Tout simplement noir de Jean-Pascal Zadi et John Wax
 
Pas simple du tout. Ce film que l’affiche annonce déjà comme une pochade franchouillarde, dans la lignée médiocre des films destinés à faire rire grassement, laisse en bouche un goût de saindoux, certes, mais qui ravive de très nombreuses questions que ” Black Lives Matter ” vient de nous remettre en tête et qui entêtent. Comment vivre cette juxtaposition d’hommes et de femmes qui sont d’origines différentes, la couleur de leur peau le rendant évident. Nous sommes dans la famille cinématographique du très bcbg, Qu’est-ce qu’on a fait au Bon Dieu ici façon banlieue ethnique.
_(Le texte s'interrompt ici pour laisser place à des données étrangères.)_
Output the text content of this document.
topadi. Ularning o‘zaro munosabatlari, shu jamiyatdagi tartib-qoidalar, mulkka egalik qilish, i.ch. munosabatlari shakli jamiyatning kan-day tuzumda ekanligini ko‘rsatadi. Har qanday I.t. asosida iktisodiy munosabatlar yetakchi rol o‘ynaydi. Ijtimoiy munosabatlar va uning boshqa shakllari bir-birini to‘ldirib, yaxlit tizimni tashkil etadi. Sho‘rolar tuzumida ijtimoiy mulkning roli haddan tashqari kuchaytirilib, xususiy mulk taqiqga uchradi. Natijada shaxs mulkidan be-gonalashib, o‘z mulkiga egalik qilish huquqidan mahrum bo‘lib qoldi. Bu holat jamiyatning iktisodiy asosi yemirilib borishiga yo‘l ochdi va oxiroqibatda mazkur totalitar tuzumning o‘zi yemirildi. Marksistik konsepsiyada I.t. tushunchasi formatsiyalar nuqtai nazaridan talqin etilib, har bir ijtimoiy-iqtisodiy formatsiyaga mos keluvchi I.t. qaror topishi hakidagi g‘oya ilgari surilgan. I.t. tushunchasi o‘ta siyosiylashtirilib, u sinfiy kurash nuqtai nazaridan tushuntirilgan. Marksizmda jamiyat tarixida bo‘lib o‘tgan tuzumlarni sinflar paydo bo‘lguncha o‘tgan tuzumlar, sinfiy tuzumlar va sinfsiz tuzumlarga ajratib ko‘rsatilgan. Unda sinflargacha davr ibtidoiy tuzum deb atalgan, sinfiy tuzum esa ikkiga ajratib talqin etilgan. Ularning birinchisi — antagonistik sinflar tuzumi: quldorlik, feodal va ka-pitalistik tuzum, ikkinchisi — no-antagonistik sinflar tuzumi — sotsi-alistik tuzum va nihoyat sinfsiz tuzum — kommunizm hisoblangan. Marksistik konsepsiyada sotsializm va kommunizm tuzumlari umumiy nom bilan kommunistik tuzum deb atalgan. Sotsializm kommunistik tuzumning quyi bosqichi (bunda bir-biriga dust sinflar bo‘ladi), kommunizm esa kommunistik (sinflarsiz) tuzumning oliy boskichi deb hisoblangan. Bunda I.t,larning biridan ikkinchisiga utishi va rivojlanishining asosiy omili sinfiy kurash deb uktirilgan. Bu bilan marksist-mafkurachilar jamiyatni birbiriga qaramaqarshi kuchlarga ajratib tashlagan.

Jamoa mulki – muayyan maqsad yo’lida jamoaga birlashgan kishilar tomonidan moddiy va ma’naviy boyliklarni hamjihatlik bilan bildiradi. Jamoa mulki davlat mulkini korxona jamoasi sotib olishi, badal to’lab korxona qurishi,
C’est un film généreux, “torché” par un réalisateur débutant, qui assume le rôle principal et qui se lance à pleine dents et sans maniérisme dans une aventure que l’actualité nous rend sensible : la police tabasse un noir qui manifeste, les discussions sur les revendications ethnocentrées, sur les juxtapositions et antagonismes noir/arabe/métisse/juif/femme sont joyeusement mises à contribution pour alimenter cette comédie sociale, grinçante qui rebondit de numéros d’acteurs, en explications un peu lourdingues pour les spectateurs qui n’auraient pas tout bien compris. C’est souvent drôle et cet humour compense le sentiment un peu navré de voir un travail très amateur. Une singularité remarquable de ce film, c’est qu’il a pour “ligne conductrice” un reportage fait par on ne sait qui, ni dans quel but, mais qui permet ce “point de vue” un peu abstrait de la caméra qui “film tout” façon téléphone portable. Et pour vous motiver à aller voir ce film atypique, je signale des scènes de casting succulentes. Le malheureux acteur sans travail en cherche en passant des bouts d’essai avec des réalisateurs hallucinants de connerie et de vérité. La vengeance est un plat qui se mange froid ; Jean-Pascal Zadi a pris le temps de laisser refroidir et c’est si bien vu.